Surveys indicate that two-thirds of all US companies have started to look proactively for new ways to collect and report nonfinancial data, including intellectual capital.
At least a third of the current investment decisions by US companies are considered partly on the basis of intangibles. Statistics suggest that greater reliance on nonfinancial measures results in more accurate earnings forecasts.
Intellectual capital (IC) is an offspring of the knowledge era. It is still in its formative phase, having first been formally recognized in 1991 when the large Swedish corporation, Skandia, started implementing a comprehensive set of innovative knowledge practices to account for its intangible assets. This pioneering initiative, championed by Jan Carendi and Bjorn Wolrath, resulted in Leif Edvinsson being appointed as the world’s first Director of Intellectual Capital (IC).
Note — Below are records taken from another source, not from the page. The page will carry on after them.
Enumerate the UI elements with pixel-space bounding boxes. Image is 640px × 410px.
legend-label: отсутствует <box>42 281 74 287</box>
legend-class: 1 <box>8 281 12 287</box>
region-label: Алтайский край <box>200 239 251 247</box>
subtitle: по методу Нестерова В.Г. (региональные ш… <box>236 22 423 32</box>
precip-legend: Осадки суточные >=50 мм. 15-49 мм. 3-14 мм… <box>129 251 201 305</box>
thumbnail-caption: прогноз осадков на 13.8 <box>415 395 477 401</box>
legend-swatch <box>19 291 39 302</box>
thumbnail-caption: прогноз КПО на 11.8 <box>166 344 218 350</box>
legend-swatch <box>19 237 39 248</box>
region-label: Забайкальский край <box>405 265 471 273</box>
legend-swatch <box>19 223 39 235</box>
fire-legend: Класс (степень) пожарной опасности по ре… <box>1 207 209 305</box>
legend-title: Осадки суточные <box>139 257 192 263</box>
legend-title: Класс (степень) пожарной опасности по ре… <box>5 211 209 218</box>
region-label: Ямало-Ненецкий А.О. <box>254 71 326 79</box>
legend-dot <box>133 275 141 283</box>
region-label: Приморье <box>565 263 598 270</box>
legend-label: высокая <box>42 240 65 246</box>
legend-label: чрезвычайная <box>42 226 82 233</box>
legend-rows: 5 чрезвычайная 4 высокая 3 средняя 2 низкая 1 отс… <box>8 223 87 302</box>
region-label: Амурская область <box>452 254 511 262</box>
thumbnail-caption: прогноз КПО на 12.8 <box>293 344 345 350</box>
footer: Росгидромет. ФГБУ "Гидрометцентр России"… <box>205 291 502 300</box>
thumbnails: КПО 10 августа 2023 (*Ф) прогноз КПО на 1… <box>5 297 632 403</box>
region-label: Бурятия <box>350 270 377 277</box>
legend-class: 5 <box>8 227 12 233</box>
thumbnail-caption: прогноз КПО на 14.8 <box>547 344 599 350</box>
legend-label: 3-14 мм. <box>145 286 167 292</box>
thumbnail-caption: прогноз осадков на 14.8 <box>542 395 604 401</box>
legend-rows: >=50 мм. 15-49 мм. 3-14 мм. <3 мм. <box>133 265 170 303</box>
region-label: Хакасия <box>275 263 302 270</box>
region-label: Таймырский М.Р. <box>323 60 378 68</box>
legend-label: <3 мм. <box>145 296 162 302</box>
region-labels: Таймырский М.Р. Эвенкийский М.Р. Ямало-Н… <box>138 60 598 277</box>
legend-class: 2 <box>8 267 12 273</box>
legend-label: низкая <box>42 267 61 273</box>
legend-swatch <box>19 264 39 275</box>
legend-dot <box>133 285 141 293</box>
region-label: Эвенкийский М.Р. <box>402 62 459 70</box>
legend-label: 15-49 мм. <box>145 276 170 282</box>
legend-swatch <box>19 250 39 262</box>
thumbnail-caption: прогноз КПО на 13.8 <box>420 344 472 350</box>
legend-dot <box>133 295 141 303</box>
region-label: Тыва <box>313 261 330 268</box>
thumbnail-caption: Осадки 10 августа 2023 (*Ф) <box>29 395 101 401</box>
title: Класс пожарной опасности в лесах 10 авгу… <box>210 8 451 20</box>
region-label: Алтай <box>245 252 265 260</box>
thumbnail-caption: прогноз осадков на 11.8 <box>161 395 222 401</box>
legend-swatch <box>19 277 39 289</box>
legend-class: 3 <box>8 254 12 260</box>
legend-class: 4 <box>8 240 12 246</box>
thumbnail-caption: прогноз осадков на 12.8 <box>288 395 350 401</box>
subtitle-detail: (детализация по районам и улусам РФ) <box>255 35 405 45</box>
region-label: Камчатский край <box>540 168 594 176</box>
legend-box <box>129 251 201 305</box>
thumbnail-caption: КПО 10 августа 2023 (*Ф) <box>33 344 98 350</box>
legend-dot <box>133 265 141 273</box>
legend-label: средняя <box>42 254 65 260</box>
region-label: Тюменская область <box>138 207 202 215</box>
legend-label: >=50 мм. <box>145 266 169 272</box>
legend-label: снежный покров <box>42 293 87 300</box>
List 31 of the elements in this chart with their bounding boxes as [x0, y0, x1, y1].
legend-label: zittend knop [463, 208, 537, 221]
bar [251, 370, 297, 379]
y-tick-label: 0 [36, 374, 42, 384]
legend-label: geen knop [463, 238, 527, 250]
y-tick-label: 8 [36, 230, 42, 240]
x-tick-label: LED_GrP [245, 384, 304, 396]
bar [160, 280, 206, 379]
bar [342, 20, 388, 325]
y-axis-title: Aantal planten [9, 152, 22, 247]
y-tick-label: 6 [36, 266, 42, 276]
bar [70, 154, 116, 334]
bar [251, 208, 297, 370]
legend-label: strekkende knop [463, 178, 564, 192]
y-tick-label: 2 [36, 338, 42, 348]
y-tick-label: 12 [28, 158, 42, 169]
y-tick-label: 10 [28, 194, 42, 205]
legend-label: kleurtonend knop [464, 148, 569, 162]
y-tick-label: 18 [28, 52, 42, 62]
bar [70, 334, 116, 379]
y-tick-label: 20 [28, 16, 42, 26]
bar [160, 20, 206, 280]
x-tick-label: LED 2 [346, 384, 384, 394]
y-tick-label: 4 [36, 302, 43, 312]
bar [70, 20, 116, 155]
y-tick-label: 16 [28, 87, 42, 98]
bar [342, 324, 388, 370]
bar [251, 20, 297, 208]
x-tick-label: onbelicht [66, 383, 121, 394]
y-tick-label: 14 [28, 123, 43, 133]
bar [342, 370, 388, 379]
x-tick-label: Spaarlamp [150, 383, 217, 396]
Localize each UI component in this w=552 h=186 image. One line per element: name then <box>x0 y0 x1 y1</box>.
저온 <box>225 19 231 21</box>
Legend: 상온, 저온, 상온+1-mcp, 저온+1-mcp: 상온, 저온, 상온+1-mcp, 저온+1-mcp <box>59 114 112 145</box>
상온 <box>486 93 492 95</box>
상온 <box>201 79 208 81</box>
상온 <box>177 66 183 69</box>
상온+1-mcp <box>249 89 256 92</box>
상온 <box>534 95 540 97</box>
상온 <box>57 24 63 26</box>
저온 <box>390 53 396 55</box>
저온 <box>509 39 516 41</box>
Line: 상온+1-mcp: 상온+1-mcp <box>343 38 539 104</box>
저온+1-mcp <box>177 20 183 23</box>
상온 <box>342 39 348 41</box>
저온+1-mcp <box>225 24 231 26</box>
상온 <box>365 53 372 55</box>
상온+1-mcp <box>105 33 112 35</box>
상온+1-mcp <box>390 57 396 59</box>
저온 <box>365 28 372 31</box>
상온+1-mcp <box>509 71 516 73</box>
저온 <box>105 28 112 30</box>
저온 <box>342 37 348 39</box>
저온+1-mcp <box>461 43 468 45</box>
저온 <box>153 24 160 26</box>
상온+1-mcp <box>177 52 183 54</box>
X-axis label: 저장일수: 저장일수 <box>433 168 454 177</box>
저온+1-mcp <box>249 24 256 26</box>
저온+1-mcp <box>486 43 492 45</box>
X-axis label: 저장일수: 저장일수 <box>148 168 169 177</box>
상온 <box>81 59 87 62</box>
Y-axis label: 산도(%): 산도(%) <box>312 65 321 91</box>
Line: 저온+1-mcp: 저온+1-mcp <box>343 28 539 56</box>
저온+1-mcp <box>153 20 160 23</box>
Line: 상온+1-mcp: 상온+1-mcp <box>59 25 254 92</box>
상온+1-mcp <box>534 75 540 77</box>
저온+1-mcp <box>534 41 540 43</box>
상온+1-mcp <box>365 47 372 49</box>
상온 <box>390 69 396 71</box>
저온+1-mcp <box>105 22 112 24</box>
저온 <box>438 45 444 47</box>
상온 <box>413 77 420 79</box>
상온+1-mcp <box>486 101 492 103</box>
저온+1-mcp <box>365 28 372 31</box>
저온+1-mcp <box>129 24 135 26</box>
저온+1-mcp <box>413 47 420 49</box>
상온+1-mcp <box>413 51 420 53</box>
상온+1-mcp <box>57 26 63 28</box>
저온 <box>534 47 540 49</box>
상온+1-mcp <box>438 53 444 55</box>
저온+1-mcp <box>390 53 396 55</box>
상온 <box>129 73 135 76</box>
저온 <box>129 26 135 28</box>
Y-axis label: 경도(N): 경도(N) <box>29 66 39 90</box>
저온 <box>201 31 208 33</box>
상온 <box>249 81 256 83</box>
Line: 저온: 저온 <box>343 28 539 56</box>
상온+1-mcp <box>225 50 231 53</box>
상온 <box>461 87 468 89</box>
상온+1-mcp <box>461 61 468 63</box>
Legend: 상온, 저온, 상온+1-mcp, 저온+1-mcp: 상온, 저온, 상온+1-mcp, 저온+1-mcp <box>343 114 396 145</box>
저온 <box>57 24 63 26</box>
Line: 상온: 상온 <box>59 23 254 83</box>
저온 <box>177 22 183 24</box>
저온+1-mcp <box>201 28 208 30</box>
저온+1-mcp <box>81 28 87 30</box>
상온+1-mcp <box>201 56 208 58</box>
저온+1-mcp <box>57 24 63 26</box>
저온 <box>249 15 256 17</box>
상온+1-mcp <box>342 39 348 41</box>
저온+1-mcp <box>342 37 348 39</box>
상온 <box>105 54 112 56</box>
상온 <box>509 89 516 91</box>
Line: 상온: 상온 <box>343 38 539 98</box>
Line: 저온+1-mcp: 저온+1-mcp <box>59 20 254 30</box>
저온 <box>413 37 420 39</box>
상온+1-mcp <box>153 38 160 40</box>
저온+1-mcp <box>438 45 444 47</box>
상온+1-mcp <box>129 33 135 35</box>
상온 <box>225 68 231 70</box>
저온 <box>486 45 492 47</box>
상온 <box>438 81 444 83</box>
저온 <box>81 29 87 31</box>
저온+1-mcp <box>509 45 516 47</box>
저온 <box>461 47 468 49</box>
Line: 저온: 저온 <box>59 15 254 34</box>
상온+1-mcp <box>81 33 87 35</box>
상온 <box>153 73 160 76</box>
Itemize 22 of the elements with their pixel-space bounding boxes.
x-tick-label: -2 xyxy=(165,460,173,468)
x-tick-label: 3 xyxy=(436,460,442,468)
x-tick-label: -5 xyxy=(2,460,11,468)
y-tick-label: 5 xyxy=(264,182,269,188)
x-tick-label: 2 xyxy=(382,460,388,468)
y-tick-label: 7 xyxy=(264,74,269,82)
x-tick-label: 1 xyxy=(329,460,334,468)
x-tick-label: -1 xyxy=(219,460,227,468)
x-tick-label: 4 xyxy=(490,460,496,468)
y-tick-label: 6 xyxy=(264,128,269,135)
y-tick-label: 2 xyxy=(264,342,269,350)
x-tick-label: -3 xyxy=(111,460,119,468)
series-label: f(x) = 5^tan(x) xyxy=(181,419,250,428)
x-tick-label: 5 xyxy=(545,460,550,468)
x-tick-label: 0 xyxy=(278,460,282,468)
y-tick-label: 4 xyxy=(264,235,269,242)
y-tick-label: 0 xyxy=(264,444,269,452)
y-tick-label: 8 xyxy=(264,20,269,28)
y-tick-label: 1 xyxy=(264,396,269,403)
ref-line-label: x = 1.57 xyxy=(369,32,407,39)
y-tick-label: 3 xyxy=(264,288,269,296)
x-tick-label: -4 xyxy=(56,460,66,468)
How will business assets be evaluated over the next decade—will they take account of those assets that are frequently and simultaneously both the most important and the most intangible? It is worth considering:
why just a handful of the millions of companies started since 1900 achieved solid growth for two decades, and why most of them failed within less than five years;
why managers try to achieve results by imposing financial goals and controls while knowing next to nothing about their company’s products, technologies, and customers;
how managers succeed without having any idea of the return on investments in network relationships, the costs of seeking information, or the state of their IC index.